И в меркуловском бухарском халате, в запачканной фуражке на голове, с грязным платьем под мышкой, со свечкой в руках пошел он вдоль по коридору. Немного не доходя до своего номера, увидал Дмитрий Петрович — кто-то совсем раздетый поперек коридора лежит… Пришлось шагать через него, но, едва Веденеев занес ногу, тот проснулся, вскочил и, сидя на истрепанном войлоке, закричал:

— Что ты тут делаешь? — и схватил Веденеева зá полу.

— Видишь, иду, — отвечал Дмитрий Петрович.

— А это что?

— Платье.

— Чье?

— Мое.

— Так, любезный, не водится… — вскочил и, заступая дорогу Веденееву, закричал тот. — По чужим номерам ночью шляться да платье таскать!.. За это вашего брата по головке не гладят.

— С ума ты сошел? — вскинулся на него Веденеев. — Как ты смеешь?

— Ничего тут: «как смеешь»!.. Куда идешь? — грубо ухватив Дмитрия Петровича за руку, с угрожающим видом кричал коридорный.

— В девятый.

— Откуда?

— Из семнадцатого.

— Там спят теперь!

— Нет, не спят, пойдем, коли хочешь, туда.

— Пойдем.

И, схватив под руку Дмитрия Петровича, потащил его к Меркулову.

— Ишь какой народец проявился!.. Из Москвы, должно быть!.. — громко дорогой ворчал коридорный. — Не проснись я вовремя, и концы бы в воду… Пойдем, брат, пойдем, а поу́тру расправа… Перестанешь чужое платье таскать…

Дверь у Меркулова была уж заперта. Веденеев подал голос. Дело тотчас разъяснилось. Новый коридорный, еще не знавший в лицо жившего с самого начала ярманки Дмитрия Петровича, растерялся, струсил и чуть не в ногах валялся, прося прощенья. Со́ смеху помирали Меркулов с Веденеевым.

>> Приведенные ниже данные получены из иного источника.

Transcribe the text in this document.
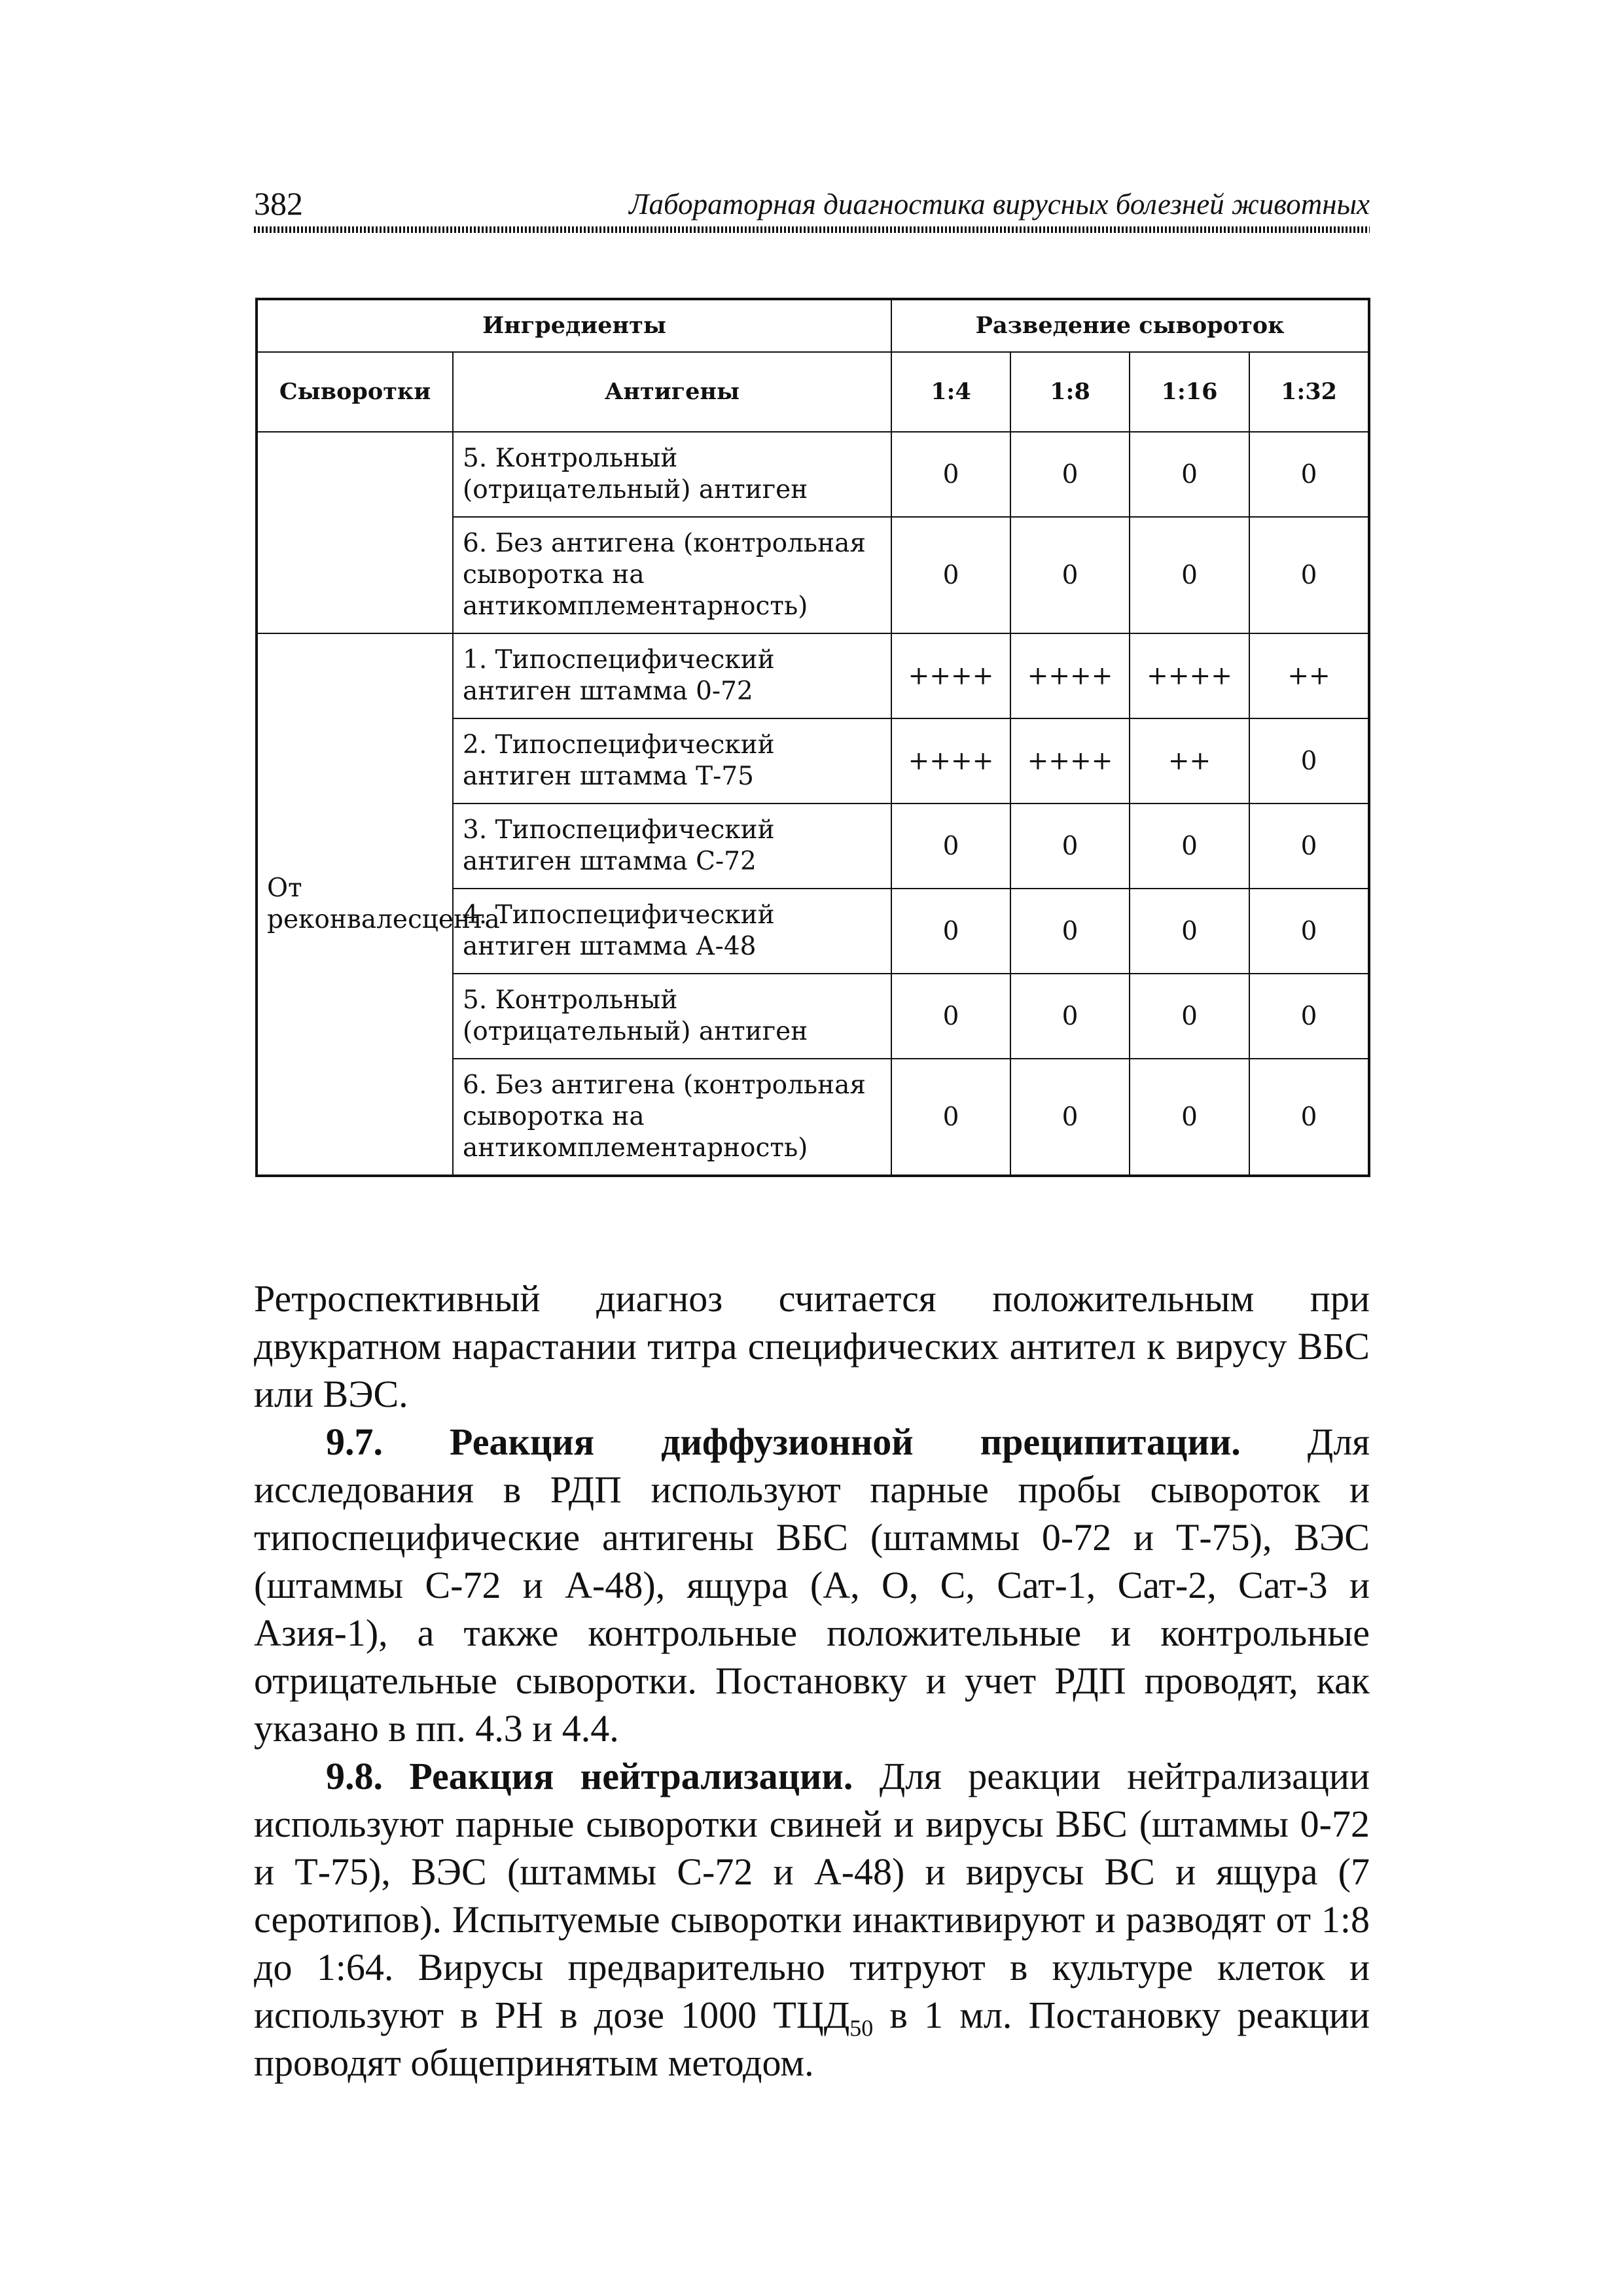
382	Лабораторная диагностика вирусных болезней животных
Ингредиенты		Разведение сывороток			
Сыворотки	Антигены	1:4	1:8	1:16	1:32
	5. Контрольный (отрицательный) антиген	0	0	0	0
	6. Без антигена (контрольная сыворотка на антикомплементарность)	0	0	0	0
От реконвалесцента	1. Типоспецифический антиген штамма 0-72	++++	++++	++++	++
	2. Типоспецифический антиген штамма Т-75	++++	++++	++	0
	3. Типоспецифический антиген штамма С-72	0	0	0	0
	4. Типоспецифический антиген штамма А-48	0	0	0	0
	5. Контрольный (отрицательный) антиген	0	0	0	0
	6. Без антигена (контрольная сыворотка на антикомплементарность)	0	0	0	0

Ретроспективный диагноз считается положительным при двукратном нарастании титра специфических антител к вирусу ВБС или ВЭС.

9.7. Реакция диффузионной преципитации. Для исследования в РДП используют парные пробы сывороток и типоспецифические антигены ВБС (штаммы 0-72 и Т-75), ВЭС (штаммы С-72 и А-48), ящура (А, О, С, Сат-1, Сат-2, Сат-3 и Азия-1), а также контрольные положительные и контрольные отрицательные сыворотки. Постановку и учет РДП проводят, как указано в пп. 4.3 и 4.4.

9.8. Реакция нейтрализации. Для реакции нейтрализации используют парные сыворотки свиней и вирусы ВБС (штаммы 0-72 и Т-75), ВЭС (штаммы С-72 и А-48) и вирусы ВС и ящура (7 серотипов). Испытуемые сыворотки инактивируют и разводят от 1:8 до 1:64. Вирусы предварительно титруют в культуре клеток и используют в РН в дозе 1000 $ТЦД_{50}$ в 1 мл. Постановку реакции проводят общепринятым методом.
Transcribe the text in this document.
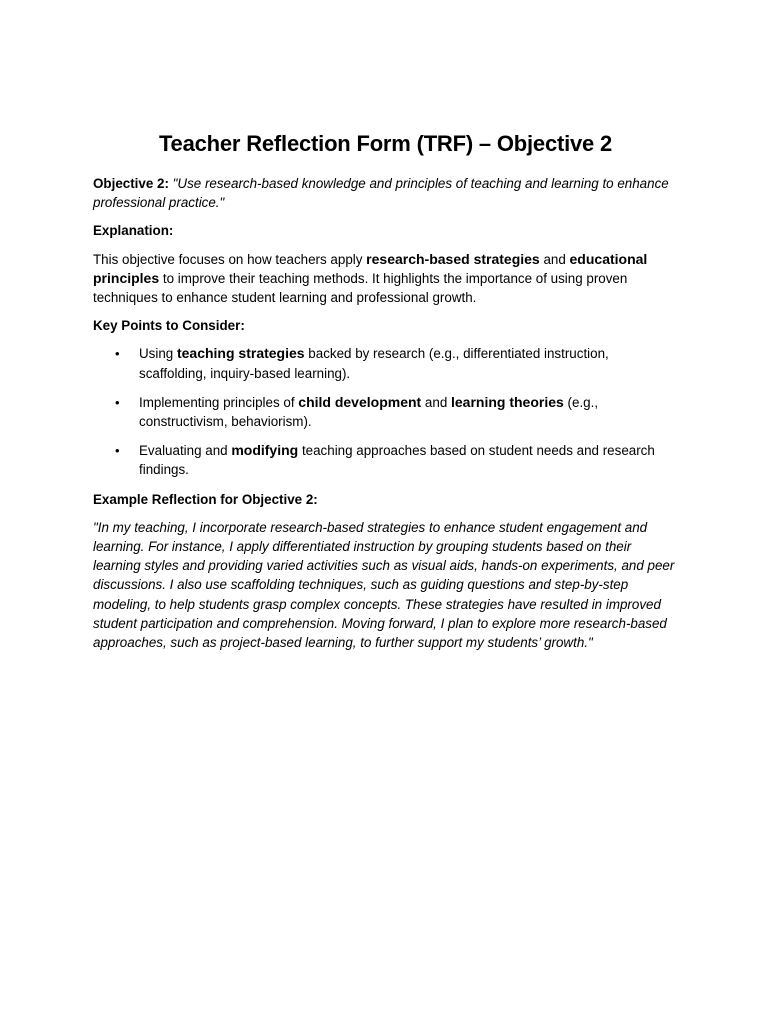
Teacher Reflection Form (TRF) – Objective 2

Objective 2: "Use research-based knowledge and principles of teaching and learning to enhance professional practice."

Explanation:

This objective focuses on how teachers apply research-based strategies and educational principles to improve their teaching methods. It highlights the importance of using proven techniques to enhance student learning and professional growth.

Key Points to Consider:
• Using teaching strategies backed by research (e.g., differentiated instruction, scaffolding, inquiry-based learning).
• Implementing principles of child development and learning theories (e.g., constructivism, behaviorism).
• Evaluating and modifying teaching approaches based on student needs and research findings.
Example Reflection for Objective 2:

"In my teaching, I incorporate research-based strategies to enhance student engagement and learning. For instance, I apply differentiated instruction by grouping students based on their learning styles and providing varied activities such as visual aids, hands-on experiments, and peer discussions. I also use scaffolding techniques, such as guiding questions and step-by-step modeling, to help students grasp complex concepts. These strategies have resulted in improved student participation and comprehension. Moving forward, I plan to explore more research-based approaches, such as project-based learning, to further support my students’ growth."
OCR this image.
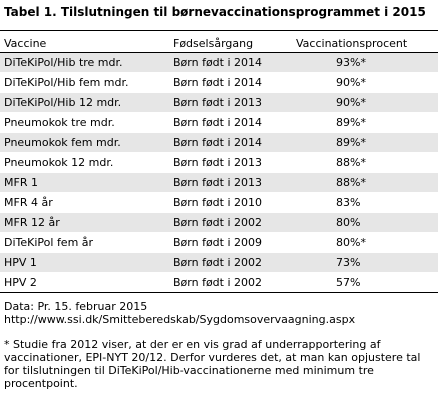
Tabel 1. Tilslutningen til børnevaccinationsprogrammet i 2015
Vaccine	Fødselsårgang	Vaccinationsprocent
DiTeKiPol/Hib tre mdr.	Børn født i 2014	93%*
DiTeKiPol/Hib fem mdr.	Børn født i 2014	90%*
DiTeKiPol/Hib 12 mdr.	Børn født i 2013	90%*
Pneumokok tre mdr.	Børn født i 2014	89%*
Pneumokok fem mdr.	Børn født i 2014	89%*
Pneumokok 12 mdr.	Børn født i 2013	88%*
MFR 1	Børn født i 2013	88%*
MFR 4 år	Børn født i 2010	83%
MFR 12 år	Børn født i 2002	80%
DiTeKiPol fem år	Børn født i 2009	80%*
HPV 1	Børn født i 2002	73%
HPV 2	Børn født i 2002	57%
Data: Pr. 15. februar 2015
http://www.ssi.dk/Smitteberedskab/Sygdomsovervaagning.aspx
* Studie fra 2012 viser, at der er en vis grad af underrapportering af
vaccinationer, EPI-NYT 20/12. Derfor vurderes det, at man kan opjustere tal
for tilslutningen til DiTeKiPol/Hib-vaccinationerne med minimum tre
procentpoint.
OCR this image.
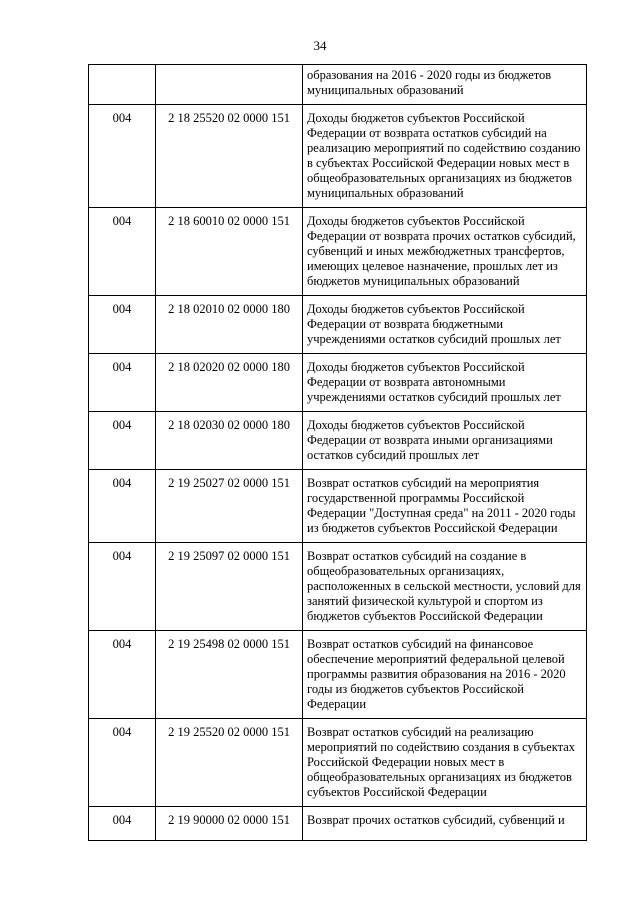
34
		образования на 2016 - 2020 годы из бюджетов муниципальных образований
004	2 18 25520 02 0000 151	Доходы бюджетов субъектов Российской Федерации от возврата остатков субсидий на реализацию мероприятий по содействию созданию в субъектах Российской Федерации новых мест в общеобразовательных организациях из бюджетов муниципальных образований
004	2 18 60010 02 0000 151	Доходы бюджетов субъектов Российской Федерации от возврата прочих остатков субсидий, субвенций и иных межбюджетных трансфертов, имеющих целевое назначение, прошлых лет из бюджетов муниципальных образований
004	2 18 02010 02 0000 180	Доходы бюджетов субъектов Российской Федерации от возврата бюджетными учреждениями остатков субсидий прошлых лет
004	2 18 02020 02 0000 180	Доходы бюджетов субъектов Российской Федерации от возврата автономными учреждениями остатков субсидий прошлых лет
004	2 18 02030 02 0000 180	Доходы бюджетов субъектов Российской Федерации от возврата иными организациями остатков субсидий прошлых лет
004	2 19 25027 02 0000 151	Возврат остатков субсидий на мероприятия государственной программы Российской Федерации "Доступная среда" на 2011 - 2020 годы из бюджетов субъектов Российской Федерации
004	2 19 25097 02 0000 151	Возврат остатков субсидий на создание в общеобразовательных организациях, расположенных в сельской местности, условий для занятий физической культурой и спортом из бюджетов субъектов Российской Федерации
004	2 19 25498 02 0000 151	Возврат остатков субсидий на финансовое обеспечение мероприятий федеральной целевой программы развития образования на 2016 - 2020 годы из бюджетов субъектов Российской Федерации
004	2 19 25520 02 0000 151	Возврат остатков субсидий на реализацию мероприятий по содействию создания в субъектах Российской Федерации новых мест в общеобразовательных организациях из бюджетов субъектов Российской Федерации
004	2 19 90000 02 0000 151	Возврат прочих остатков субсидий, субвенций и
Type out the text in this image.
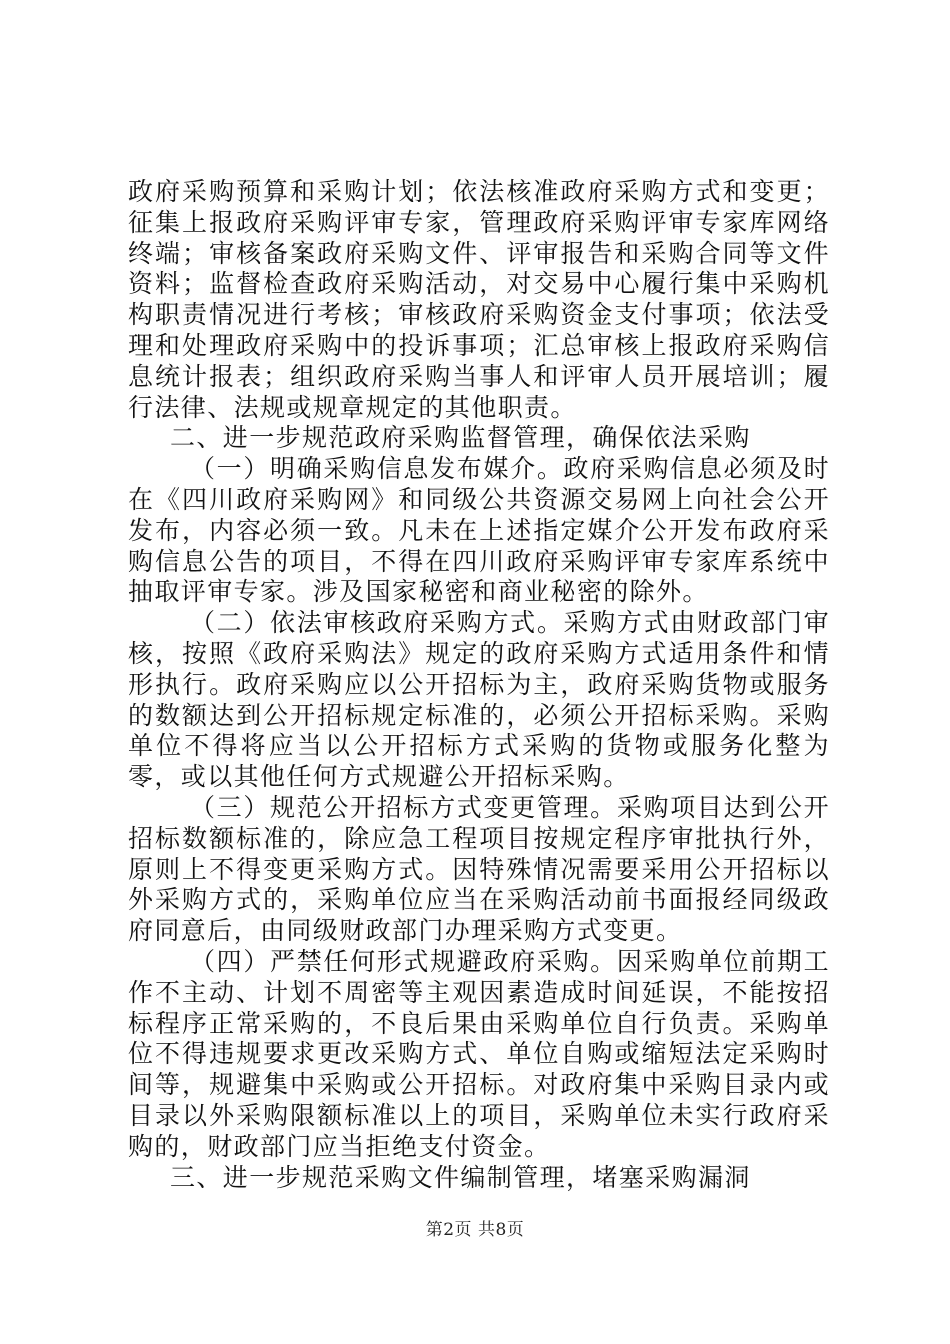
政府采购预算和采购计划；依法核准政府采购方式和变更；征集上报政府采购评审专家，管理政府采购评审专家库网络终端；审核备案政府采购文件、评审报告和采购合同等文件资料；监督检查政府采购活动，对交易中心履行集中采购机构职责情况进行考核；审核政府采购资金支付事项；依法受理和处理政府采购中的投诉事项；汇总审核上报政府采购信息统计报表；组织政府采购当事人和评审人员开展培训；履行法律、法规或规章规定的其他职责。

二、进一步规范政府采购监督管理，确保依法采购

（一）明确采购信息发布媒介。政府采购信息必须及时在《四川政府采购网》和同级公共资源交易网上向社会公开发布，内容必须一致。凡未在上述指定媒介公开发布政府采购信息公告的项目，不得在四川政府采购评审专家库系统中抽取评审专家。涉及国家秘密和商业秘密的除外。

（二）依法审核政府采购方式。采购方式由财政部门审核，按照《政府采购法》规定的政府采购方式适用条件和情形执行。政府采购应以公开招标为主，政府采购货物或服务的数额达到公开招标规定标准的，必须公开招标采购。采购单位不得将应当以公开招标方式采购的货物或服务化整为零，或以其他任何方式规避公开招标采购。

（三）规范公开招标方式变更管理。采购项目达到公开招标数额标准的，除应急工程项目按规定程序审批执行外，原则上不得变更采购方式。因特殊情况需要采用公开招标以外采购方式的，采购单位应当在采购活动前书面报经同级政府同意后，由同级财政部门办理采购方式变更。

（四）严禁任何形式规避政府采购。因采购单位前期工作不主动、计划不周密等主观因素造成时间延误，不能按招标程序正常采购的，不良后果由采购单位自行负责。采购单位不得违规要求更改采购方式、单位自购或缩短法定采购时间等，规避集中采购或公开招标。对政府集中采购目录内或目录以外采购限额标准以上的项目，采购单位未实行政府采购的，财政部门应当拒绝支付资金。

三、进一步规范采购文件编制管理，堵塞采购漏洞

第2页 共8页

— Однако ж ты, Митенька, целую ночь с приключеньями, — весело смеясь, шутил Никита Федорыч. — То в грязи вываляешься, то воровать пойдешь. Хорош, нечего сказать!

— Как же ты не узнал меня? — спрашивал коридорного Веденеев. — Ведь я три недели уж здесь живу. Мог бы, кажется, приглядеться.

— Сегодня только приступил, ваше степенство, — отвечал коридорный. — Внове еще. Простите Христа ради.

— Ничего, братец, ничего. Ты молодец, увижу завтра Федора Яковлича, похвалю тебя, — говорил Веденеев. — Как тебя звать?

— Парменом, — тихо промолвил коридорный.

— По батюшке?

— Сергеев.

— Вот тебе, Пармен Сергеич, рублевка за то, что исправно караулишь. А теперь возьми-ка ты мое платье да утром пораньше почисти его хорошенько… Прощай, Никита Сокровенный!.. Покойной ночи, приятного сна.